Is it possible that IndexVT has 32-bit elements on a 64-bit target and that the IndexVT is already LMUL==8 such that this SIGN_EXTEND/ZERO_EXTEND would produce an illegal LMUL==16 type?

2833

Assert that this is a power of 2. I'm not completely sure that's guaranteed, but maybe it is for the types we expect to see.

frasercrmck marked an inline comment as done.
  • rebase
  • assert on a power-of-two scale
llvm/lib/Target/RISCV/RISCVISelLowering.cpp
2823

Yes, it's possible, and similarly on a 32-bit target with an illegal 8- or 16-bit index type, but I think that implies the original intrinsic would have an illegal pointer type, like <vscale x 16 x i32*>. So in that sense it's ideally something LLVM would help legalize (split) for us, but sadly it folds the illegal intrinsic to one with legal types, e.g.: i32* base, <vscale x 16 x i32> idxs so it doesn't see that until it asks us to custom-lower.

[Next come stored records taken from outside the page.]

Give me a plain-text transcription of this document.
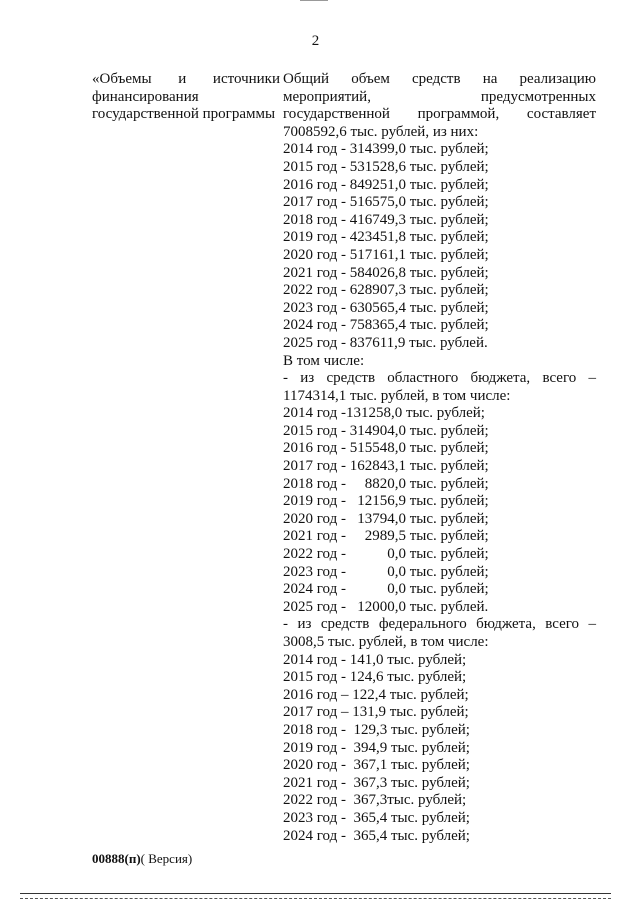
2
«Объемы и источники финансирования государственной программы
Общий объем средств на реализацию мероприятий, предусмотренных государственной программой, составляет 7008592,6 тыс. рублей, из них:
2014 год - 314399,0 тыс. рублей;
2015 год - 531528,6 тыс. рублей;
2016 год - 849251,0 тыс. рублей;
2017 год - 516575,0 тыс. рублей;
2018 год - 416749,3 тыс. рублей;
2019 год - 423451,8 тыс. рублей;
2020 год - 517161,1 тыс. рублей;
2021 год - 584026,8 тыс. рублей;
2022 год - 628907,3 тыс. рублей;
2023 год - 630565,4 тыс. рублей;
2024 год - 758365,4 тыс. рублей;
2025 год - 837611,9 тыс. рублей.
В том числе:
- из средств областного бюджета, всего – 1174314,1 тыс. рублей, в том числе:
2014 год -131258,0 тыс. рублей;
2015 год - 314904,0 тыс. рублей;
2016 год - 515548,0 тыс. рублей;
2017 год - 162843,1 тыс. рублей;
2018 год -     8820,0 тыс. рублей;
2019 год -   12156,9 тыс. рублей;
2020 год -   13794,0 тыс. рублей;
2021 год -     2989,5 тыс. рублей;
2022 год -           0,0 тыс. рублей;
2023 год -           0,0 тыс. рублей;
2024 год -           0,0 тыс. рублей;
2025 год -   12000,0 тыс. рублей.
- из средств федерального бюджета, всего – 3008,5 тыс. рублей, в том числе:
2014 год - 141,0 тыс. рублей;
2015 год - 124,6 тыс. рублей;
2016 год – 122,4 тыс. рублей;
2017 год – 131,9 тыс. рублей;
2018 год -  129,3 тыс. рублей;
2019 год -  394,9 тыс. рублей;
2020 год -  367,1 тыс. рублей;
2021 год -  367,3 тыс. рублей;
2022 год -  367,3тыс. рублей;
2023 год -  365,4 тыс. рублей;
2024 год -  365,4 тыс. рублей;
00888(п)( Версия)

Am I right in thinking we have to custom-legalize this ourselves, duplicating logic from LegalizeVectorTypes?

2833

Good idea.

frasercrmck added inline comments.Feb 12 2021, 6:48 AM
llvm/lib/Target/RISCV/RISCVISelLowering.cpp
2823

It should be possible to do a DAGCombine pre-legalization which creates the illegal XLEN index types and passes it back to go through the vanilla legalization, if you think that's a valid route.

Either way it's going to require support for scalable-vector insert/extract subvector. In the worst case we'll have to expand nxv64i64 (from nxv64i8) into 8 x nxv8i64.

craig.topper added inline comments.Feb 12 2021, 9:22 AM
llvm/lib/Target/RISCV/RISCVISelLowering.cpp
2823

Would the DAG combine end up fighting with the combine that uses shouldRemoveExtendFromGSIndex?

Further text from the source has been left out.